Synthesis and Characterization of Two New Pillar-Layered Metal-Organic Frameworks for CO2 Capture and Sensing

The continuous development of the current economy has resulted in the burning of fossil fuels, which has caused a gradual increase in carbon dioxide concentration in the atmosphere. This has subsequently led to greenhouse effects and various climate problems. Selectively capturing and efficiently separating carbon dioxide is of paramount significance in ameliorating the current climate problems. Metal-organic framework (MOF) materials have gained widespread attention due to their high specific surface area, controllable pore size, high thermal stability, and mechanical stability, and have been extensively used in the field of gas adsorption, particularly in the capture and separation of carbon dioxide, with important practical application value.

This study reports the synthesis of two new pillar-layered metal-organic frameworks using Zn(II) as the central metal and three nitrogen atoms and two carboxylic acid ligands via the solvothermal method. The gas adsorption separation, structural transformation, and fluorescence sensing properties of the MOFs were investigated. A new pillar-layered metal-organic framework material, the complex [Zn2(ATZ)2(SQA)]'DMF', was synthesized by mixing the ligands SQA and ATZ with Zn(NO3)2'6H2O' under solvothermal conditions. The complex exhibited good thermal and chemical stability. The adsorption and separation performance of this material for CO2/N2 was studied, and a selectivity separation ratio of CO2/N2 at normal temperature and pressure was calculated by the ideal adsorption solution theory, which was found to be 74, satisfying the requirements of CO2 separation.

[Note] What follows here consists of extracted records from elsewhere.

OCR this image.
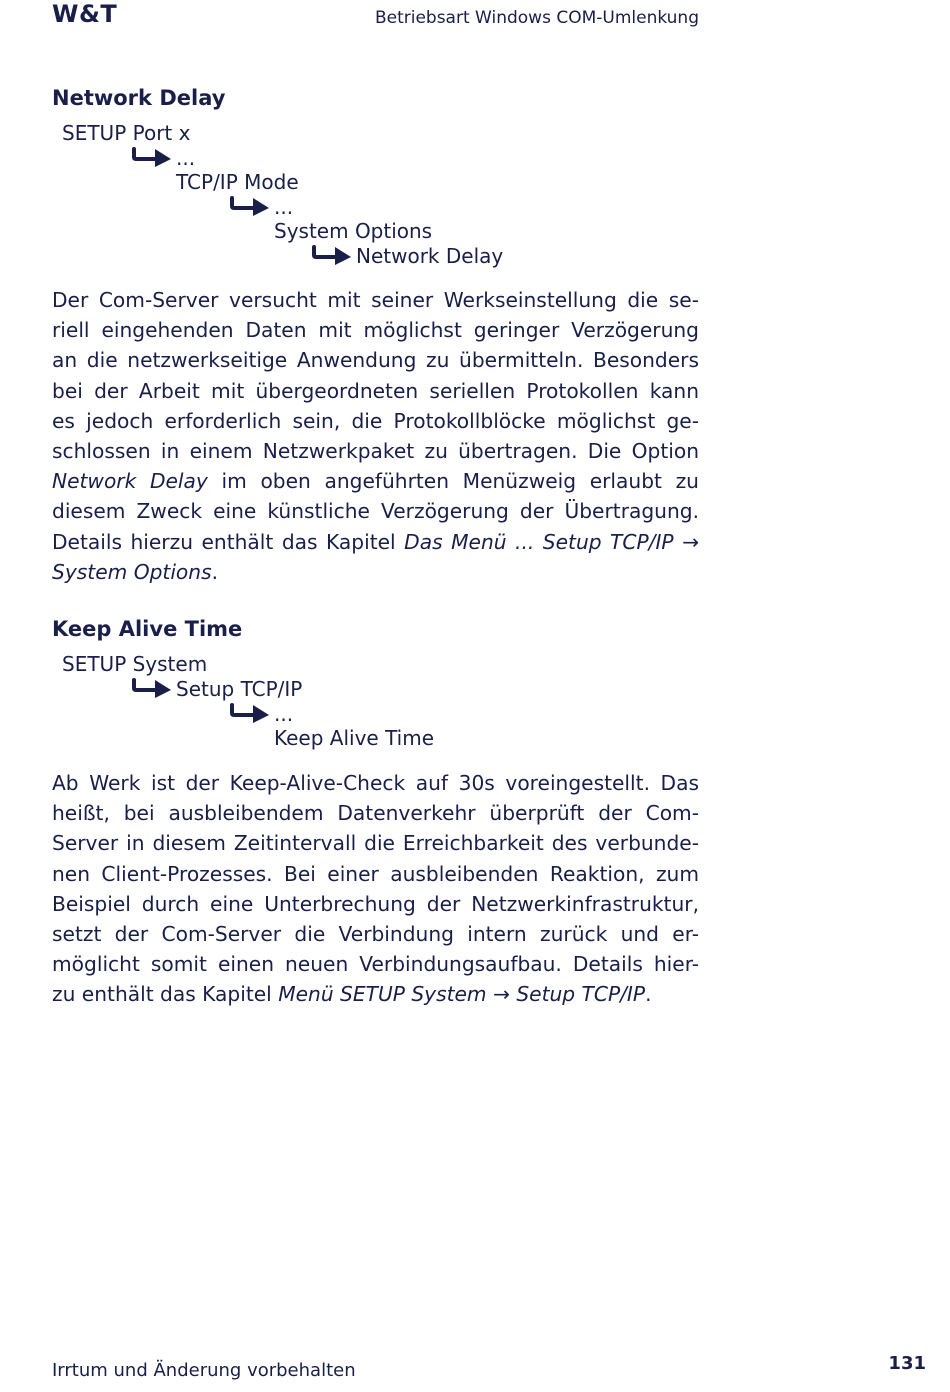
W&T	Betriebsart Windows COM-Umlenkung
Network Delay
SETUP Port x
...
TCP/IP Mode
...
System Options
Network Delay
Der Com-Server versucht mit seiner Werkseinstellung die se-
riell eingehenden Daten mit möglichst geringer Verzögerung
an die netzwerkseitige Anwendung zu übermitteln. Besonders
bei der Arbeit mit übergeordneten seriellen Protokollen kann
es jedoch erforderlich sein, die Protokollblöcke möglichst ge-
schlossen in einem Netzwerkpaket zu übertragen. Die Option
Network Delay im oben angeführten Menüzweig erlaubt zu
diesem Zweck eine künstliche Verzögerung der Übertragung.
Details hierzu enthält das Kapitel Das Menü ... Setup TCP/IP →
System Options.
Keep Alive Time
SETUP System
Setup TCP/IP
...
Keep Alive Time
Ab Werk ist der Keep-Alive-Check auf 30s voreingestellt. Das
heißt, bei ausbleibendem Datenverkehr überprüft der Com-
Server in diesem Zeitintervall die Erreichbarkeit des verbunde-
nen Client-Prozesses. Bei einer ausbleibenden Reaktion, zum
Beispiel durch eine Unterbrechung der Netzwerkinfrastruktur,
setzt der Com-Server die Verbindung intern zurück und er-
möglicht somit einen neuen Verbindungsaufbau. Details hier-
zu enthält das Kapitel Menü SETUP System → Setup TCP/IP.
Irrtum und Änderung vorbehalten	131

Furthermore, the dicarboxylic acid pillar in the two-dimensional interlayer support was replaced with 9,10-anthracene dicarboxylic acid (H2ADC), and reacted with Zn(NO3)2'6H2O' and TRZ under solvothermal conditions to obtain a second isomorphic pillar-layered metal-organic framework material, the complex [Zn2(TRZ)2(ADC)]'DMF'. The transformation behavior of this structure was mainly studied, and the MOF underwent a structural transformation after passing CO2 gas, which can be observed through the change of PXRD diffraction peaks. The fluorescence transformation of the complex [Zn2(TRZ)2(ADC)]'DMF' was also investigated, which changed from the original synthesized blue-violet light to the white light of the activated phase. Further introduction of CO2 into the activated phase caused the white light to change back to blue-violet light, indicating potential application in CO2 gas sensing.

In conclusion, the study presents the synthesis and characterization of two new pillar-layered metal-organic frameworks with potential application in CO2 separation and sensing. The findings of this research provide insights into the development of MOF materials for environmental protection and sustainability.